Mike Ehrmantraut makes an unannounced visit to Walt at home and reveals he also works for Gus, who would "take it as a problem" if Jesse would be jailed. Mike then tells Walt a story from his years as a cop, in which he laments showing mercy to an alcoholic, continually-abusive husband who subsequently killed his wife. Mike tells Walt he chose a "half measure" by giving the husband a warning instead of killing him on the spot, and warns: "No more half measures, Walter."

Jesse plants ricin in hamburgers intended for Gus' dealers but is unable to find them at their usual location. He is stopped by Mike and Victor who bring him to a meeting with Gus, Walt, and the two targeted dealers. After tense negotiations, Gus promises his dealers will stop using children as pawns, and Jesse reluctantly promises to "keep the peace." On their way back, Walt tries to calm down the furious Jesse, who refuses to respond.

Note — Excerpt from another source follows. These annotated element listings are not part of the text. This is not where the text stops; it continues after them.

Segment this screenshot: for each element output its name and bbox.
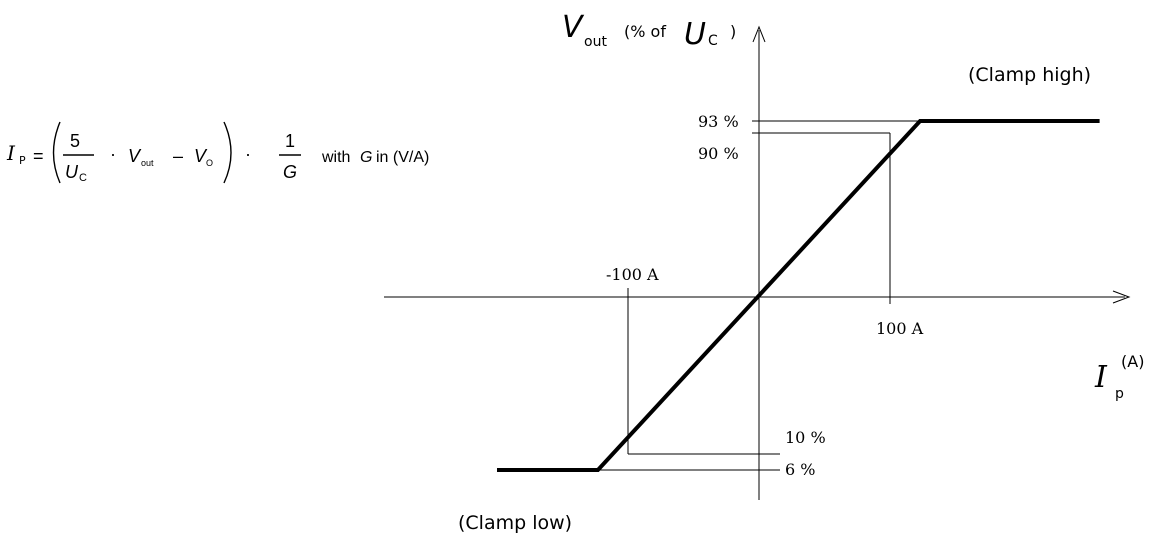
formula-equals: =	[33, 146, 44, 166]
formula-v-symbol: V	[128, 146, 142, 166]
formula-frac2-numerator: 1	[285, 131, 295, 151]
axes	[384, 25, 1131, 500]
x-axis-title: I p (A)	[1094, 352, 1144, 402]
formula-minus: –	[173, 146, 183, 166]
x-axis-subscript: p	[1115, 386, 1124, 402]
formula-v-subscript: out	[141, 158, 154, 168]
x-axis-symbol: I	[1094, 360, 1108, 395]
y-axis-unit-symbol: U	[684, 17, 706, 52]
clamp-high-label: (Clamp high)	[968, 64, 1091, 86]
tick-label-y-6: 6 %	[785, 460, 815, 479]
formula-vo-subscript: O	[206, 158, 213, 168]
formula-frac1-den-symbol: U	[65, 162, 79, 182]
formula-lhs-symbol: I	[6, 141, 16, 165]
y-axis-symbol: V	[562, 10, 585, 45]
tick-labels: 93 % 90 % 10 % 6 % -100 A 100 A	[606, 112, 924, 479]
y-axis-subscript: out	[584, 34, 607, 50]
formula-frac1-numerator: 5	[70, 131, 80, 151]
formula-with-unit: in (V/A)	[376, 149, 429, 166]
formula-right-paren	[223, 121, 232, 184]
y-axis-unit-subscript: C	[708, 33, 718, 49]
tick-label-y-93: 93 %	[698, 112, 739, 131]
transfer-curve	[497, 119, 1100, 472]
clamp-low-label: (Clamp low)	[458, 512, 572, 534]
x-axis-unit: (A)	[1121, 352, 1144, 371]
y-axis-unit-prefix: (% of	[624, 22, 666, 41]
x-axis-arrowhead	[1112, 290, 1131, 304]
y-axis-unit-suffix: )	[730, 22, 736, 41]
formula-frac1-den-subscript: C	[79, 172, 87, 184]
tick-label-y-90: 90 %	[698, 144, 739, 163]
formula-with-symbol: G	[360, 149, 372, 166]
reference-lines	[597, 120, 921, 471]
formula-left-paren	[52, 121, 61, 184]
formula-dot-1: ·	[110, 144, 116, 164]
y-axis-arrowhead	[752, 25, 766, 43]
formula-frac2-denominator: G	[283, 162, 297, 182]
tick-label-x-100: 100 A	[876, 319, 924, 338]
formula-dot-2: ·	[245, 144, 251, 164]
formula-vo-symbol: V	[194, 146, 208, 166]
tick-label-x-neg100: -100 A	[606, 265, 659, 284]
tick-label-y-10: 10 %	[785, 428, 826, 447]
formula-with-text: with	[321, 149, 350, 166]
formula-lhs-subscript: P	[19, 154, 26, 167]
y-axis-title: V out (% of U C )	[562, 10, 736, 52]
formula: I P = 5 U C · V out – V O · 1 G with G i…	[6, 121, 429, 184]
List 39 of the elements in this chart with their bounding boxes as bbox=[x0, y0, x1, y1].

That night, Tomás, the eleven year old boy who was dealing drugs, is killed. Tomás' sister Andrea rushes to the scene along with Jesse, who realizes the two street dealers have executed Tomás, as he is no longer of value to them. The next day, Jesse fails to show up for a cooking session with Walt, who decides to start without him. During dinner with his family, Walt learns about Tomás' murder on TV and abruptly leaves his house.

Jesse watches the dealers from afar and snorts meth for the first time since rehab, breaking his sobriety. He draws his gun and slowly approaches the two dealers, who draw their own guns and prepare for a confrontation. Suddenly, Walt plows into both dealers with his car, killing one and badly injuring the other. Walt gets out of his car, picks up the injured dealer's gun, and shoots him in the head, killing him. Walt then tells an utterly shocked Jesse one word: "Run."

== Reception ==
Aaron Paul won the Primetime Emmy Award for Outstanding Supporting Actor in a Drama Series for his performance in this episode.

In IGN's review, the episode is described as "fun, creative, well-directed, well-acted and set us up for what's going to be an awesome finale", and was given a 9.7 rating.

In 2019, The Ringer ranked "Half Measures" as the 15th best out of the 62 total Breaking Bad episodes. Vulture ranked it 18th overall.